Рамон взял Хелену за руку и улыбнулся. Машина остановилась у железнодорожного переезда.
– Ты правда врач?
– Отец тебе не сказал?
– У него правило – не распространяться о пациентах.
– Я бы хотел походить на него. Думаю, из меня мог получиться хороший доктор. Я любил медицину. Понимал людей. Из меня вышел бы толк, но судьба распорядилась иначе.
Рамон и Хелена поселились на вилле в Ладви, которую чешское правительство предоставило в распоряжение посольства Кубы. На клумбах под окнами цвели герани. Водитель занес чемоданы в дом, они с Рамоном о чем-то тихо поговорили, и он уехал.
– Ну как тебе тут? – спросил Рамон.
– Неплохо, только место глухое.
– Я не знал.
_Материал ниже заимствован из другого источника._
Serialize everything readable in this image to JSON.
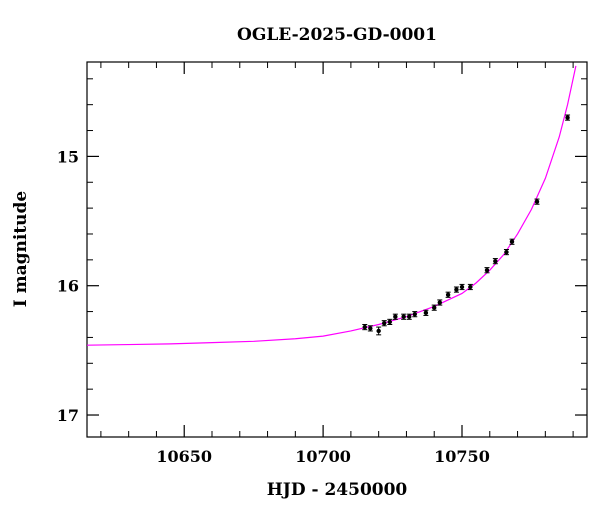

До Праги действительно далеко?
– Километров пятнадцать или двадцать, можно добраться на электричке.
– Она нам ни к чему. Машина у подъезда.
– Это как-то неловко.
– В отеле мы будем под постоянным наблюдением, здесь это нам не грозит, но, если хочешь, можем переехать.
– Да ладно, я привыкну.
Первым делом, даже не сняв куртку, Рамон открыл стоявшую на буфете деревянную коробку, в которой лежало штук двадцать сигар. Хелена никогда прежде не видела таких огромных «кубинок». Рамон удовлетворенно вздохнул и сказал, что их делает его друг, лучший торседор[130]
Гаваны. Сигары были длинные – сантиметров двадцать, не меньше, и издавали восхищавший Рамона резкий аромат. Он хотел, чтобы Хелена непременно попробовала, чиркнул длинной спичкой, раскурил две штуки и протянул одну ей.– Для меня слишком крепко, – призналась Хелена, отгоняя дым ладонью. – Не уверена, что астматику полезно курить сигары.
– Вот что я тебе скажу: дым гаванской сигары усмиряет дракона, дремлющего у меня в груди. Я давно не чувствовал себя лучше. Увлекаться не стоит, но две сигары в день еще никому не навредили. Совсем наоборот.
У Рамона снова отросли волосы, и он наотрез отказывался выходить в таком виде на улицу, хотя Хелена считала, что никакого риска нет. Прогнав Сурека и телохранителя, он вынужден был сам выбривать себе «тонзуру», дважды порезался, в последний раз ранка обильно кровоточила, и от «самообслуживания» пришлось отказаться.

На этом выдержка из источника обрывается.